Small PRs Get Better Reviews
A 1500-line PR will not get a careful review. Reviewers either skim and approve or get overwhelmed and procrastinate. Aim for 200-400 lines of meaningful change per PR, broken from larger features into reviewable chunks.
This requires upfront planning — you have to design the change so it can ship in pieces, often hidden behind feature flags. The discipline pays off in reviewer attention and in the number of bugs caught before merge. See our CI/CD pipeline setup guide for feature flag and trunk-based development patterns.
Comments Should Distinguish Severity
Not every review comment is a blocker. Use clear conventions: `nit:` for minor preferences, `question:` for clarification requests, `suggest:` for optional improvements, and unmarked comments for things that need to change. Conventional Comments (conventionalcomments.org) formalizes this.
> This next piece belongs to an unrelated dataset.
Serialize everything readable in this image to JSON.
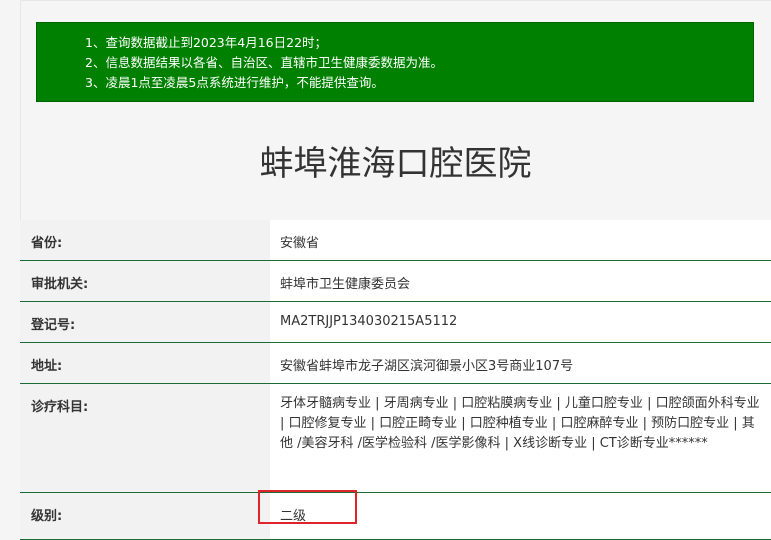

Authors should fix blockers, address questions, and use judgment on suggestions. Reviewers should not block on style preferences. This convention alone reduces review friction dramatically once a team adopts it.
Reviewers Are Responsible Too
A merged PR with a bug is the reviewer’s problem too, not just the author’s. This shifts the incentive from “find something to comment on” to “convince myself this is correct.” It also means reviewers need to actually run the code, not just read the diff.
For consequential changes, pull the branch, run the test suite, and exercise the feature. The 10 minutes spent catches issues that diff review never will. Combine this with the observability practices that surface production issues early.
Asynchronous First, Sync When Stuck
Asynchronous review respects everyone’s flow time and works across time zones. Most reviews should happen this way. But when a review thread reaches 5+ back-and-forth comments without convergence, switch to a 15-minute call. Text is a bad medium for nuanced disagreement.
Document the outcome of the call back in the PR thread for future readers. The GitHub blog post on humane code reviews covers the social dynamics well.
Wrap Up
Code review practices that work focus on design over style, small PRs over big ones, severity-tagged comments, shared responsibility, and switching to sync conversation when needed. Teams that get this right ship faster and have happier engineers. Pair good code review with API design best practices and a strong test culture, and your engineering velocity compounds in a way that no individual hire can match.
Frequently Asked Questions
How long should a code review take?
For a 200-line PR, 30-60 minutes of focused attention is right. Less and you’re skimming; more usually means the PR is too big or the design needs discussion before more review.
Should you require multiple reviewers?
One reviewer for most changes, two for high-risk areas (security, payments, auth). Three+ reviewers signals a process problem — the PR is either too big or you’re using review as risk theater.
What about pair programming as an alternative?
Excellent for complex problems and onboarding. Doesn’t fully replace async review (no record of decisions, no second pair of eyes from outside the original context). Use both.
How do you handle a reviewer who blocks on style?
Talk to them privately about it. Show them the team’s automated linting setup. If style preferences keep blocking, raise it as a team norm — explicit agreement on what review covers and what tooling covers.
Should AI tools review code?
AI reviewers (CodeRabbit, Greptile, Cursor’s review features) catch obvious bugs and inconsistencies well. They miss design context. Use them as a first pass to free human reviewers for the substantive work.